Doctors on board the Sumner dabbed a little salve on them, but that was not enough. Seven months later he was hospitalized in Hawaii, and seven months after that he received a medical discharge from the Navy. They told Smitherman that kidney problems were causing his legs to swell.
'We were still out there when I began to get some burns on my feet'
For years -- according to Smitherman, his family and acquaintances -- the periodic swelling continued. Now the doctors say his lymph system has turned against him.
He traveled to Japan, where doctors in a Hiroshima hospital that specializes in treatment of radiation victims said there was no doubt that the exposure triggered his ills.

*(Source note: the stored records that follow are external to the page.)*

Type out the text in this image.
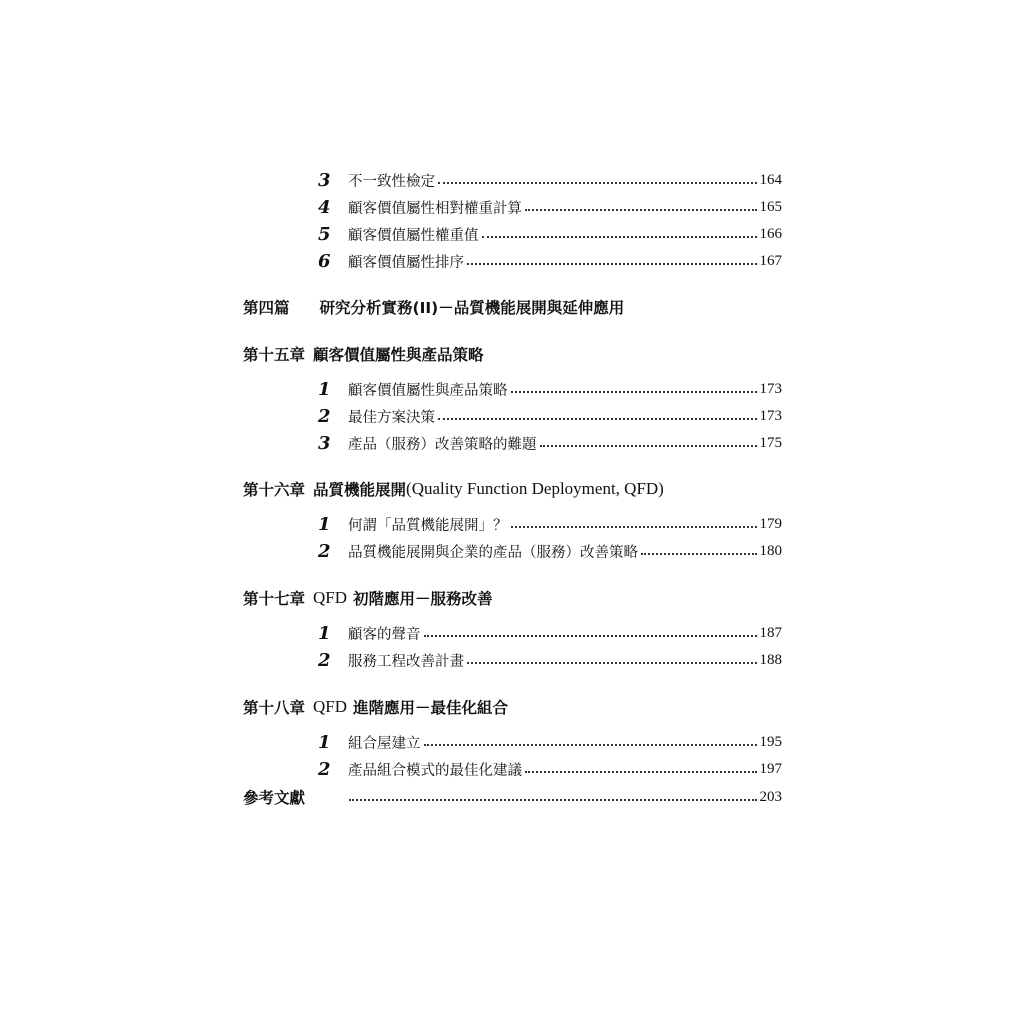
3	不一致性檢定	164
4	顧客價值屬性相對權重計算	165
5	顧客價值屬性權重值	166
6	顧客價值屬性排序	167
第四篇 研究分析實務(II)－品質機能展開與延伸應用
第十五章 顧客價值屬性與產品策略
1	顧客價值屬性與產品策略	173
2	最佳方案決策	173
3	產品（服務）改善策略的難題	175
第十六章 品質機能展開 (Quality Function Deployment, QFD)
1	何謂「品質機能展開」？	179
2	品質機能展開與企業的產品（服務）改善策略	180
第十七章 QFD 初階應用－服務改善
1	顧客的聲音	187
2	服務工程改善計畫	188
第十八章 QFD 進階應用－最佳化組合
1	組合屋建立	195
2	產品組合模式的最佳化建議	197
參考文獻	203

But the VA has continued to reject his disability claim. He figures if they granted his disability claim, dating back to 1977, it would mean a single lump-sum payment of about $30,000 and monthly checks slightly in excess of $1,000. More important, it would mean a small pension for his wife of 22 years once he is gone.
"My wife has stood by me in everything," he said,"and she's suffered far more than me from watching me waste away."
Three decades and counting since the country boy went off to war, he retains a boyish faith in his country.
"If they called me tomorrow to help defend my country, I would. I love my country and I love my government. But I don't think there's any compassion at the VA."